News – Mehrere Aktivisten fordern endlich eine Anschnallpflicht im letzten US-Bundesstaat New Hampshire, der bisland darauf verzichtet. Doch unglücklicherweise gibt die Unfallstatistik den Gurtmuffeln an der Ostküste recht.
Für uns vollkommen unvorstellbar, aber die Amerikanerin Debbie Morrill hat sich ihr Leben lang noch nie angeschnallt.
Zitat: „Warum auch?“, fragt die 61-Jährige, die als Hotelmanagerin in der amerikanischen Kleinstadt Portsmouth arbeitet. „Ich bin ein Kind der 60er-Jahre“, erklärt die resolute Dame. „Damals“, sagt sie voller Stolz, „wurde die Freiheit noch großgeschrieben. Nicht überall nur Gesetze und Vorschriften. Hat’s uns geschadet? Ich glaube nicht. Von meinen Kindheitsfreunden sind jedenfalls alle noch am Leben.“
Genauso wie Debbie Morrill denken viele in New Hampshire, einem kleinem Landstrich mit gerade einmal 1,3 Mio. Einwohnern, der im Norden an Kanada und im Südosten an den Atlantik grenzt. Freiheit gilt dort als das Wichtigste. Im Jahre 1776 war New Hampshire mit die erste Kolonie, die den Briten die Unabhängigkeit erklärte, rührt daher auch das offizielle Staatsmotto: „Live Free or Die“, zu deutsch: „lebe frei oder stirb.“ New Hampshire lebt diesen Satz bis heute. Und ist der einzige US-Bundesstaat ohne gesetzliche Anschnallpflicht, für alle die älter als 18 Jahre alt sind.

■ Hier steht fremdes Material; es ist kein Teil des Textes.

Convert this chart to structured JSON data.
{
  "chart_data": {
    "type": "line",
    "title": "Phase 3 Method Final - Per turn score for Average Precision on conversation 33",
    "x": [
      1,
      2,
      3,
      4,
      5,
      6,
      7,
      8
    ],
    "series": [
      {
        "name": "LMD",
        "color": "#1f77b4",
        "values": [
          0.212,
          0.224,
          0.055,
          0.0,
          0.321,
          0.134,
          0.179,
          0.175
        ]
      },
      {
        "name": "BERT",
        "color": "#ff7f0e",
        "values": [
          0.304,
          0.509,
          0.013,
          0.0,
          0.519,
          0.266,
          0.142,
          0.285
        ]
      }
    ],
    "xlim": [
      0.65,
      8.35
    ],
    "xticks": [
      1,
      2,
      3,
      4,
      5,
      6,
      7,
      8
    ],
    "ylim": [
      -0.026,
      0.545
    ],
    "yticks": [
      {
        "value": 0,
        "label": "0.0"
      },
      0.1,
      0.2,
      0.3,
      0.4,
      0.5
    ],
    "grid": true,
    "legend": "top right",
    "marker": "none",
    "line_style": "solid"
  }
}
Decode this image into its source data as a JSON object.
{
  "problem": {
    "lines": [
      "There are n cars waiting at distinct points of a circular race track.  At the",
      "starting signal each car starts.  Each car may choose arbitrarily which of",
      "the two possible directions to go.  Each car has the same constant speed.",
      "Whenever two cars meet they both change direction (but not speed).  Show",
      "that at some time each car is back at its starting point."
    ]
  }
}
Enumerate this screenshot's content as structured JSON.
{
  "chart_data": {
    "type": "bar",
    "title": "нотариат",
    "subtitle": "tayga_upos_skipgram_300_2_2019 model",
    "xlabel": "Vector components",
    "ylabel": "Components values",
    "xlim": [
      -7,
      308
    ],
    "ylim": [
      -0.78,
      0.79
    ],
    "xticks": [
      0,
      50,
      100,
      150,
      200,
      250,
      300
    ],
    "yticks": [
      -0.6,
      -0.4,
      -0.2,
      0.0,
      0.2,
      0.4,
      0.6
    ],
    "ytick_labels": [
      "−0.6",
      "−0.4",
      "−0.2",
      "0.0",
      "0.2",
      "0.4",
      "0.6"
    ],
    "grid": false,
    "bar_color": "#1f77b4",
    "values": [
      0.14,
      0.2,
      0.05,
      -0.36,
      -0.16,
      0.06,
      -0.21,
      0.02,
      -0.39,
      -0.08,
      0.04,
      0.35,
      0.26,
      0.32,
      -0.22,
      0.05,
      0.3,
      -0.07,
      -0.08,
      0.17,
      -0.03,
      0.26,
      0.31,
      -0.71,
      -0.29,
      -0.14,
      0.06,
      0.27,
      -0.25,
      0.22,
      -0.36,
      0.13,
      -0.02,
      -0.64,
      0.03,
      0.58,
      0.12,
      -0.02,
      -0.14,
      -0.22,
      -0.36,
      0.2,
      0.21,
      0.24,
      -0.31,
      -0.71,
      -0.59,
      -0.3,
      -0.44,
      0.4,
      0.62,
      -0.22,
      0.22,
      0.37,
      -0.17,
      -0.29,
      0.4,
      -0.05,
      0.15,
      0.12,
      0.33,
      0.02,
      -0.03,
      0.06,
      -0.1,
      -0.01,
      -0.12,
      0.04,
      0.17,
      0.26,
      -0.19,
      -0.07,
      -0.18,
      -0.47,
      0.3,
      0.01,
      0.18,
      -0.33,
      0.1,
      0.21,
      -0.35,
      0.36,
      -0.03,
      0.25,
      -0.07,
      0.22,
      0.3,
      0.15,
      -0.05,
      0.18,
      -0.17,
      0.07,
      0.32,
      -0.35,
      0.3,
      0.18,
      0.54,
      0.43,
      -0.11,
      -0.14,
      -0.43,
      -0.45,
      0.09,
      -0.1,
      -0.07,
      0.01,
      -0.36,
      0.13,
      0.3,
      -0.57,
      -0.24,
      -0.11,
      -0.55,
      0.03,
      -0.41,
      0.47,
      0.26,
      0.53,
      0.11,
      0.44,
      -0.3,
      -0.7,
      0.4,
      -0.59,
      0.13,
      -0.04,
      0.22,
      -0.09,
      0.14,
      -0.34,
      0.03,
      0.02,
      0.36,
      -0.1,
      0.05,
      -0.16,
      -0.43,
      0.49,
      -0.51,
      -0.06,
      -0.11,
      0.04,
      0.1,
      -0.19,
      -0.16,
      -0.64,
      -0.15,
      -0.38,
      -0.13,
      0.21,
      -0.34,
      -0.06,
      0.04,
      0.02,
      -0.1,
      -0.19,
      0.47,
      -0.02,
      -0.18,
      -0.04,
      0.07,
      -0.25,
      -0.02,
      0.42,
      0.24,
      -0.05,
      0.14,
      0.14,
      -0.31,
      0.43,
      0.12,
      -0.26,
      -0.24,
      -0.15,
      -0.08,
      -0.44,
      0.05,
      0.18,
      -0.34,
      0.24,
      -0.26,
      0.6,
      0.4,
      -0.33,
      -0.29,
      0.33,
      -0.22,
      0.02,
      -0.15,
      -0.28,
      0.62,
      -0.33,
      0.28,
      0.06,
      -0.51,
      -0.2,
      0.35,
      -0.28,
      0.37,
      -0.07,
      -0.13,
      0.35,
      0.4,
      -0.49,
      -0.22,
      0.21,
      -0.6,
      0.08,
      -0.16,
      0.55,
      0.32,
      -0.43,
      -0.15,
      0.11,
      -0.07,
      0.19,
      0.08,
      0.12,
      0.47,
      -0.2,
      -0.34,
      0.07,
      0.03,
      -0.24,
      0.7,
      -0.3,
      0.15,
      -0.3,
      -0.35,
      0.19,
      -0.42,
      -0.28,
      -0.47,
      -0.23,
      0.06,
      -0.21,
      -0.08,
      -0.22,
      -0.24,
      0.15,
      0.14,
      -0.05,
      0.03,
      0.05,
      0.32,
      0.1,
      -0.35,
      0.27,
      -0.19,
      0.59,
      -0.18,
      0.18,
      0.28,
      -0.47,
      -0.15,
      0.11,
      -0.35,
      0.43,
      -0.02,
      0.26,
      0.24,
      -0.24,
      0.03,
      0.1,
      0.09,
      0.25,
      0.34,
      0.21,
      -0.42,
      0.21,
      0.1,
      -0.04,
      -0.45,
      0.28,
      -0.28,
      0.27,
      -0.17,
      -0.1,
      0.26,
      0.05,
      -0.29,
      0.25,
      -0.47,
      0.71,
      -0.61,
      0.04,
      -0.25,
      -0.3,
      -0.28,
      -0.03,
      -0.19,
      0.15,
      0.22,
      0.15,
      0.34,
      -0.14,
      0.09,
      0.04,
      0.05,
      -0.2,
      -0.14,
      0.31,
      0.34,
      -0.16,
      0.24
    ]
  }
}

Schock-Videos sollen helfen
Howard Hedegard kämpft seit etwa 30 Jahren für eine Gesetzesänderung. So steht der Experte für Verkehrssicherheit zum Beispiel regelmäßig vor Schulklassen, um jungen Menschen das Angurten schmackhaft zu machen.
„Wenn ein alter weißer Mann redet, hört sowieso keiner zu“, sagt Hedegard nachdenklich.
Aus diesem Grund fährt er immer zweigleisig: Zuerst zeigt er Statistiken, die den Sinn des Sicherheitsgurtes verständlich machen sollen und dann folgen sogenannte Schock-Videos, in denen nicht angeschnallte Fahrzeuglenker aus ihrem Wagen geschleudert und von anderen Autos überrollt werden.
„In vielen Fällen hat die Fahrgastzelle den Crash überstanden“, sagt der Gurtbefürworter. „Die Fahrer sind nur deshalb tot, weil sie unangeschnallt waren.“
Howard Hedegard hat extra viele dieser Beispiele gesammelt. Zudem leitet er auch selbst die Anschnall-Kampagne von einem Kinderkrankenhaus aus, wobei die Stelle größtenteils aus staatlichen Mitteln finanziert wird – Paradoxerweise. Denn schließlich hat sich das Landesparlament mehrfach gegen eine Anschnallpflicht ausgesprochen, zuletzt im Jahr 2009, als einige Demokraten einen Gesetzesvorstoß wagten.
„Viele denken, wir seien extrem konservativ“, sagt Hedegard, „aber das stimmt nicht.“ Tatsächlich dürfen auch in New Hampshire gleichgeschlechtliche Paare heiraten, in Kneipen herrscht striktes Rauchverbot und schon bald könnte sogar Marihuana legalisiert werden. „Nur beim Autofahren hört die Logik auf“, sagt Hedegard. „Es ist ein bisschen wie in Deutschland mit dem Tempolimit auf der Autobahn.“
Eine Gurtpflicht passt eben nicht zu Freiheit & Selbstbestimmung der USA
Regelmäßig werden Gurtmuffel und -träger von Freiwilligen gezählt, um herauszufinden, wie es um die automobile Freiheitsliebe bestellt ist. Dabei stellen sich die Freiwilligen an den Straßenrand und führen eine Strichliste, aus der die Anschnallquote später hochgerechnet wird.
Das Ergebnis ist ernüchternd: Im Bundesstaat New Hampshire nutzen nur rund 70 Prozent der Verkehrsteilnehmer ihren Gurt; im restlichen Land sind es wenigstens 87 Prozent. Im internationalen Vergleich ist das nur ein bescheidener Wert. Vergleichsweise liegt In Deutschland die Anschnallquote bei 98 Prozent. Interessanterweise werden in den USA dagegen sogar Crashtests auch mit nicht angegurteten Dummys durchgeführt.